Related to Graphic Design
Misinterpretation of the message is a problem that occurs between the decoder and the destination.
The model starts when the message is decided to prior influences on the designer (culture, background, politics etc) are not considered; ie the model works in a vacuum.
There is a ‘feedback loop’ which means the destination’s reaction will feedback to the information source, thereby enabling the message to be ‘tweaked’.
· Problems
The model operates outside of any social factory
It has reductive linearity – ie it reduces communication to 5 steps and only works in one direction, A to B, unlike a real dialogue.
But, by reducing visual communication to these stages can help clarify your message as a designer.
Communication problems identified as having 3 levels
· Level A – technical problem
hhHow accurate can the message be transmitted?
· Level B – semantic problems
How precisely is the message conveyed?
· Level C – Effectiveness problem
How effectively does the received meaning affect behaviour? Ie communication only occurs when B behaves as A wants
Noise
Anything unintended assed to the signal between transmission and reception.
· Noise at information sourceE.g. someone defacing your message with graffiti changes the message away from the information source’s intention
· Transmitter and channel noise
E.g. static on TV,competition around your message (e.g. other billboards),organisations like Adbusters subverting your original message
To consider as graphic designers:
The information source and what you want to communicate
Models of transmission
Disrupting existing channels by being the noise source
Redundancy vs Entropy
Redundant:
adds nothing, doesn’t interfere in the process; e.g. power line does nothing to the power it’s conducting.
Redundancy = high predictability and /or low information.E.g. a handshake – a simple action that carries a successful message, therefore is highly redundant
Therefore, in communication want redundancy as message won’t be affected at all.
By increasing redundancy you communicate more effectively with your target audience.
Entropy:
Something is lost/seeps out; e.g. when power is lost from a cable
Entropy = low predictability; unconventional; high levels of information
E.g. handshake with a buzzer on your hand
All of the original message is affected by buzzer that shocks which alters the message and makes it confusing.
Communication entropy – the message ‘seeps out’ to the wrong audience.
Communication works better when you add redundancy.
- Designers who introduce redundant messages care about the receiver of the message and ensure the message works are all levels with all audiences.
- If you have a niche audience, you can use entropic messages.

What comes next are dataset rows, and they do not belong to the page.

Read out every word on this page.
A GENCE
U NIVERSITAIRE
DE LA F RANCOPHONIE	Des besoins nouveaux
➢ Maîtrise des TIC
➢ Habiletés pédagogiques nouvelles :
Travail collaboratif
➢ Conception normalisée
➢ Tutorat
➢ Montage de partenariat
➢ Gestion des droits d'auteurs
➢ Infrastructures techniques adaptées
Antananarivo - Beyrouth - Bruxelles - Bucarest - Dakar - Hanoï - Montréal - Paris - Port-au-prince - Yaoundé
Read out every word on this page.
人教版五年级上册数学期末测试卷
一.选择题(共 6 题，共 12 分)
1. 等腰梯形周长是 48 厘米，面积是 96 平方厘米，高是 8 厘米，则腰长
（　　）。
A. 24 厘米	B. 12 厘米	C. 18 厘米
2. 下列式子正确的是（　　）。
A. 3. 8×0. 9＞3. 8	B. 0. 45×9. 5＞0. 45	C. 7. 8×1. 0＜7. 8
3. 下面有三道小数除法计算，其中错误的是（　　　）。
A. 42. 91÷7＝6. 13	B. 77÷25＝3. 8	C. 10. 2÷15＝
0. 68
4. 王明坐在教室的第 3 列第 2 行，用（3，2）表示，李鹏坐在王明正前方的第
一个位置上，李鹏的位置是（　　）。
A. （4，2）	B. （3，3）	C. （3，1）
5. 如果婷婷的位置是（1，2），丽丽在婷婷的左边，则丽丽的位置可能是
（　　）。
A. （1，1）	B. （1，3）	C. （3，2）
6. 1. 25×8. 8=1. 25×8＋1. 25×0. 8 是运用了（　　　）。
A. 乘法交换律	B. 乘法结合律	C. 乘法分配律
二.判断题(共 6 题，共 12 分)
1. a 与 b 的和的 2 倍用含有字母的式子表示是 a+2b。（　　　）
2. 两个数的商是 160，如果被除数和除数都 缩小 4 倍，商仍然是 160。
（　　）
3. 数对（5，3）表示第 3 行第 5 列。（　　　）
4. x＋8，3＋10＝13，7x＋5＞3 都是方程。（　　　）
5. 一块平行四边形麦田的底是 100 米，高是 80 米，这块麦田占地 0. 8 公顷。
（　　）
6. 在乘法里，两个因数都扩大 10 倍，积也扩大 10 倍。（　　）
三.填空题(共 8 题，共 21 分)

Redundant styles in this case would neutralise the message for the niche audience.
Examples of strategies to introduce redundancy in graphic design:
- Sans serif font – makes text plain and neutral
- Stereotypes – use is also a big problem as it assumes the viewer has knowledge of cultural stereotypes.
Medium/Codes
Each channel of communication has its own codes, e.g. visual, journalistic, social etc.
Those that adhere to codes are redundant, those that challenge/subvert the codes are entropic.
Redundancy is essential for communication therefore designers must understand the codes to communicate effectively.